One fundamental reason why the American economy continues to limp along is that no one-at least, no one with major bucks-is investing in it. The Obama Administration countered the collapse of private sector investment in 2009 with its stimulus program, which, alas, was partially offset by all the cutbacks in state and local government spending. It's not been able, however, to get any subsequent investment projects through the Republican House. The private sector-the corporate sector more particularly-returned not just to profitability but record profitability by the middle of 2010, but its profits have neither resulted from nor led to increased investment.
To the contrary, American corporations have never sat on so much unexpended cash. Right now, their cash piles total more than $1.5 trillion, and that's not counting the assets of the banks. The cash is concentrated in the coffers of our largest corporations, many of them tech companies. Apple leads the list with $150 billion gathering dust, while Microsoft, Google, Oracle and Cisco Systems follow close behind.
To the extent that this flock of Scrooge McDucks has done anything with their cash, they've used it to buy back their own shares-which increases the value of the outstanding shares, to which CEO salaries and bonuses are happily linked-and increase dividend payments to shareholders. Last year, American corporations set a record for share buybacks-nearly 900 of them opted to purchase their own shares. The 30 companies that are listed in the Dow Jones Industrial Average spent more than $225 billion on such repurchases; the total for all U.S. corporations topped $750 billion. As Jia Lynn Yang reported in The Washington Post, this was more than three times the amount they spent on research and development.
While buybacks were soaring, neither investment nor employee pay was going anywhere. The capital expenditures of the S&P 500 rose by a measly 1.3 percent this year over last. Overall private-sector pay has declined by 0.5 percent since the recovery began in 2009. Cisco bought back shares as it was laying off 5 percent of its workers, and Boeing announced both a share buyback and a dividend increase as it was compelling its workers to surrender their defined benefit pensions for 401k's.
Increasingly, the business model of our leading corporations is to raise profits by slashing labor costs and holding investment that requires upfront costs to a minimum. It's a model with inherent drawbacks, to be sure: Holding down wages has meant that only sales to the wealthiest 5 percent of U.S. consumers have really rebounded. But economic historians are sure to regard the ability of our leading corporations to reap record profits in the absence of vibrant mass markets as an achievement of short-term genius-and long-term folly.

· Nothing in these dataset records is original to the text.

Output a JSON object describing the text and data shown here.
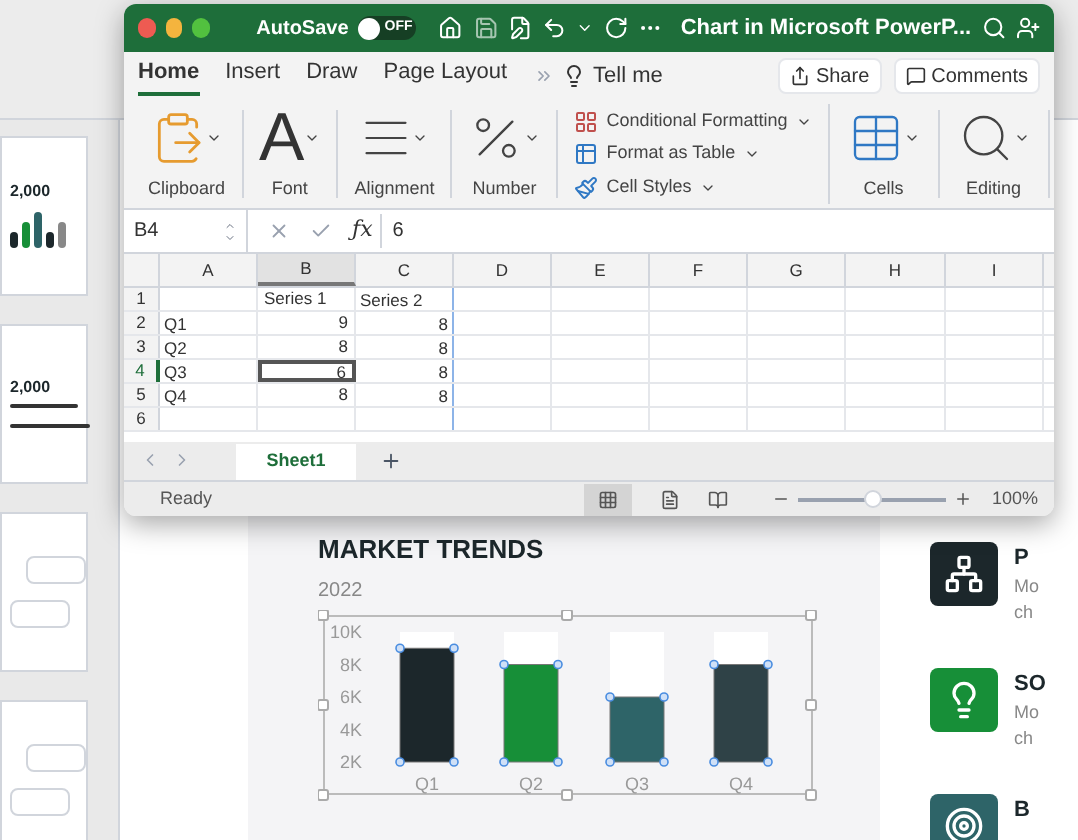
{
  "excel": {
    "title_bar": {
      "autosave_label": "AutoSave",
      "autosave_toggle": {
        "label": "OFF",
        "on": false
      },
      "title": "Chart in Microsoft PowerP..."
    },
    "ribbon_tabs": [
      {
        "label": "Home",
        "selected": true
      },
      {
        "label": "Insert",
        "selected": false
      },
      {
        "label": "Draw",
        "selected": false
      },
      {
        "label": "Page Layout",
        "selected": false
      }
    ],
    "tell_me": "Tell me",
    "share": "Share",
    "comments": "Comments",
    "ribbon_groups": [
      {
        "label": "Clipboard",
        "kind": "clipboard"
      },
      {
        "label": "Font",
        "kind": "font",
        "glyph": "A"
      },
      {
        "label": "Alignment",
        "kind": "alignment"
      },
      {
        "label": "Number",
        "kind": "number"
      }
    ],
    "styles_commands": [
      {
        "label": "Conditional Formatting",
        "kind": "conditional"
      },
      {
        "label": "Format as Table",
        "kind": "table"
      },
      {
        "label": "Cell Styles",
        "kind": "styles"
      }
    ],
    "ribbon_groups_right": [
      {
        "label": "Cells",
        "kind": "cells"
      },
      {
        "label": "Editing",
        "kind": "editing"
      }
    ],
    "name_box": "B4",
    "function_label": "ƒx",
    "formula_value": "6",
    "columns": [
      {
        "label": "A",
        "selected": false
      },
      {
        "label": "B",
        "selected": true
      },
      {
        "label": "C",
        "selected": false
      },
      {
        "label": "D",
        "selected": false
      },
      {
        "label": "E",
        "selected": false
      },
      {
        "label": "F",
        "selected": false
      },
      {
        "label": "G",
        "selected": false
      },
      {
        "label": "H",
        "selected": false
      },
      {
        "label": "I",
        "selected": false
      }
    ],
    "rows": [
      {
        "number": "1",
        "selected": false,
        "series_1": "Series 1",
        "series_2": "Series 2"
      },
      {
        "number": "2",
        "selected": false,
        "label": "Q1",
        "series_1": "9",
        "series_2": "8"
      },
      {
        "number": "3",
        "selected": false,
        "label": "Q2",
        "series_1": "8",
        "series_2": "8"
      },
      {
        "number": "4",
        "selected": true,
        "label": "Q3",
        "series_1": "6",
        "series_2": "8"
      },
      {
        "number": "5",
        "selected": false,
        "label": "Q4",
        "series_1": "8",
        "series_2": "8"
      },
      {
        "number": "6",
        "selected": false
      }
    ],
    "sheet_tabs": [
      {
        "label": "Sheet1",
        "selected": true
      }
    ],
    "status": "Ready",
    "zoom": {
      "level": 0.5,
      "reading": "100%"
    }
  },
  "slide_thumbnails": [
    {
      "kind": "bars",
      "figure": "2,000"
    },
    {
      "kind": "timeline",
      "figure": "2,000"
    },
    {
      "kind": "cards"
    },
    {
      "kind": "cards"
    }
  ],
  "slide": {
    "title": "MARKET TRENDS",
    "year": "2022",
    "chart_data": {
      "type": "bar",
      "categories": [
        "Q1",
        "Q2",
        "Q3",
        "Q4"
      ],
      "ylim": [
        2000,
        10000
      ],
      "yticks": [
        {
          "value": 10000,
          "label": "10K"
        },
        {
          "value": 8000,
          "label": "8K"
        },
        {
          "value": 6000,
          "label": "6K"
        },
        {
          "value": 4000,
          "label": "4K"
        },
        {
          "value": 2000,
          "label": "2K"
        }
      ],
      "series": [
        {
          "color": "#1c272b",
          "values": [
            9000,
            null,
            null,
            null
          ]
        },
        {
          "color": "#178f38",
          "values": [
            null,
            8000,
            null,
            null
          ]
        },
        {
          "color": "#2e6468",
          "values": [
            null,
            null,
            6000,
            null
          ]
        },
        {
          "color": "#2f4247",
          "values": [
            null,
            null,
            null,
            8000
          ]
        }
      ]
    },
    "features": [
      {
        "heading": "P",
        "lines": [
          "Mo",
          "ch"
        ],
        "color": "#1c272b",
        "kind": "network"
      },
      {
        "heading": "SO",
        "lines": [
          "Mo",
          "ch"
        ],
        "color": "#178f38",
        "kind": "idea"
      },
      {
        "heading": "B",
        "color": "#2e6468",
        "kind": "target"
      }
    ]
  }
}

Corporate leaders frequently avow that they'll return the cash they've stashed away in foreign banks to American soil when the U.S. lowers its corporate tax rate. What they haven't said is that they'll invest those funds productively if and when they return them. Nothing keeps our global corporations from investing those funds right now in lands with lower tax rates. Nothing in our tax laws keeps them from spending the billions they're already doling out in dividends and buybacks on productive investments, R&D and higher wages for their employees. The government allowed a virtually tax-free repatriation of U.S. corporate cash in 2004, and, as economists William Gale and Benjamin Harris of the Brookings Institution have demonstrated, most of it was spent on-you guessed it-stock buybacks and higher shareholder dividends.

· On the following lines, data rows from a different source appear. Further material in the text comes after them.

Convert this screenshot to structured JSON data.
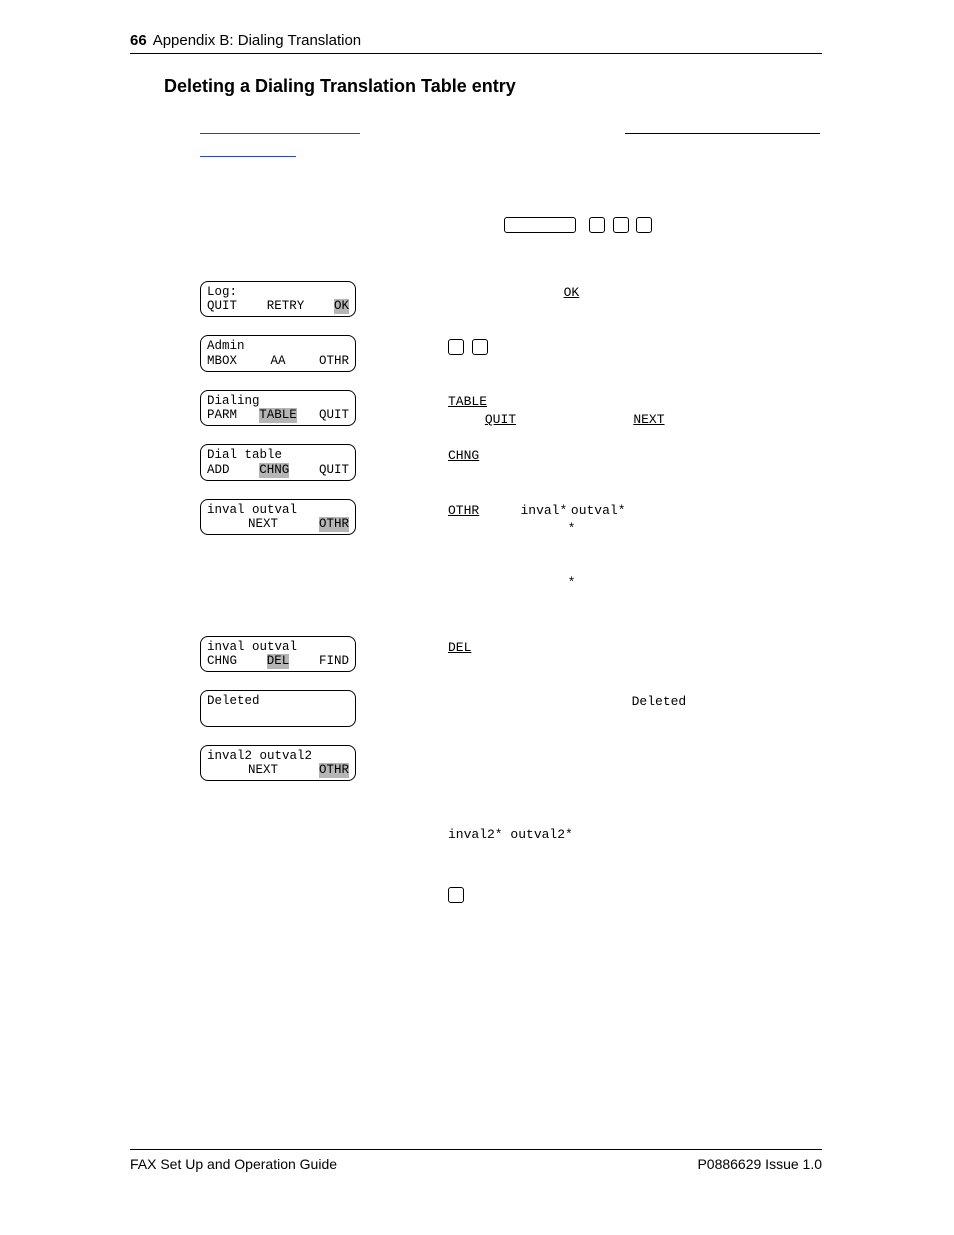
{
  "header": {
    "page_number": "66",
    "section": "Appendix B: Dialing Translation"
  },
  "title": "Deleting a Dialing Translation Table entry",
  "steps": [
    {
      "lcd_top": "Log:",
      "lcd_bl": "QUIT",
      "lcd_bc": "RETRY",
      "lcd_br": "OK",
      "hl": "OK",
      "right_key": "OK"
    },
    {
      "lcd_top": "Admin",
      "lcd_bl": "MBOX",
      "lcd_bc": "AA",
      "lcd_br": "OTHR",
      "hl": ""
    },
    {
      "lcd_top": "Dialing",
      "lcd_bl": "PARM",
      "lcd_bc": "TABLE",
      "lcd_br": "QUIT",
      "hl": "TABLE",
      "right_key1": "TABLE",
      "right_key2": "QUIT",
      "right_key3": "NEXT"
    },
    {
      "lcd_top": "Dial table",
      "lcd_bl": "ADD",
      "lcd_bc": "CHNG",
      "lcd_br": "QUIT",
      "hl": "CHNG",
      "right_key": "CHNG"
    },
    {
      "lcd_top": "inval  outval",
      "lcd_bl": "",
      "lcd_bc": "NEXT",
      "lcd_br": "OTHR",
      "hl": "OTHR",
      "right_key": "OTHR",
      "right_text1": "inval*",
      "right_text2": "outval*",
      "right_star": "*",
      "right_star2": "*"
    },
    {
      "lcd_top": "inval  outval",
      "lcd_bl": "CHNG",
      "lcd_bc": "DEL",
      "lcd_br": "FIND",
      "hl": "DEL",
      "right_key": "DEL"
    },
    {
      "lcd_top": "Deleted",
      "right_text": "Deleted"
    },
    {
      "lcd_top": "inval2  outval2",
      "lcd_bl": "",
      "lcd_bc": "NEXT",
      "lcd_br": "OTHR",
      "hl": "OTHR",
      "bottom_text": "inval2* outval2*"
    }
  ],
  "footer": {
    "left": "FAX Set Up and Operation Guide",
    "right": "P0886629 Issue 1.0"
  }
}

In sum, America's leading corporations control a huge sum of money that they're unlikely to spend on the machinery, wage increases and new ventures that might return the nation's economy to something resembling health. Since these companies move their profits abroad to avoid U.S. taxes, a truly satisfactory resolution to this problem probably requires a higher level of transnational governmental coordination than is plausible-though the U.S. might consider stiffening and extending its sanctions on tax havens like the Cayman Islands to more mainstream tax havens like Ireland. It should certainly raise the taxes on capital-that is, on capital gains and dividends-to levels comparable to or, better yet, higher than those on labor, since capital income is soaring while labor income isn't going anywhere. Our governments-both the federal and the states'-should set up investment banks to rebuild the nation's infrastructure. Minimum wage hikes and labor law reform are essential to restoring the nation's consumer markets to a level of activity that would entice our reluctant investor corporations to actually expand production.
The happiest solution would be for some brilliant latter-day amalgam of Willie Sutton and Robin Hood to loot these companies' stashes and put them to work funding the rebuilding of the American economy. No jury would ever convict.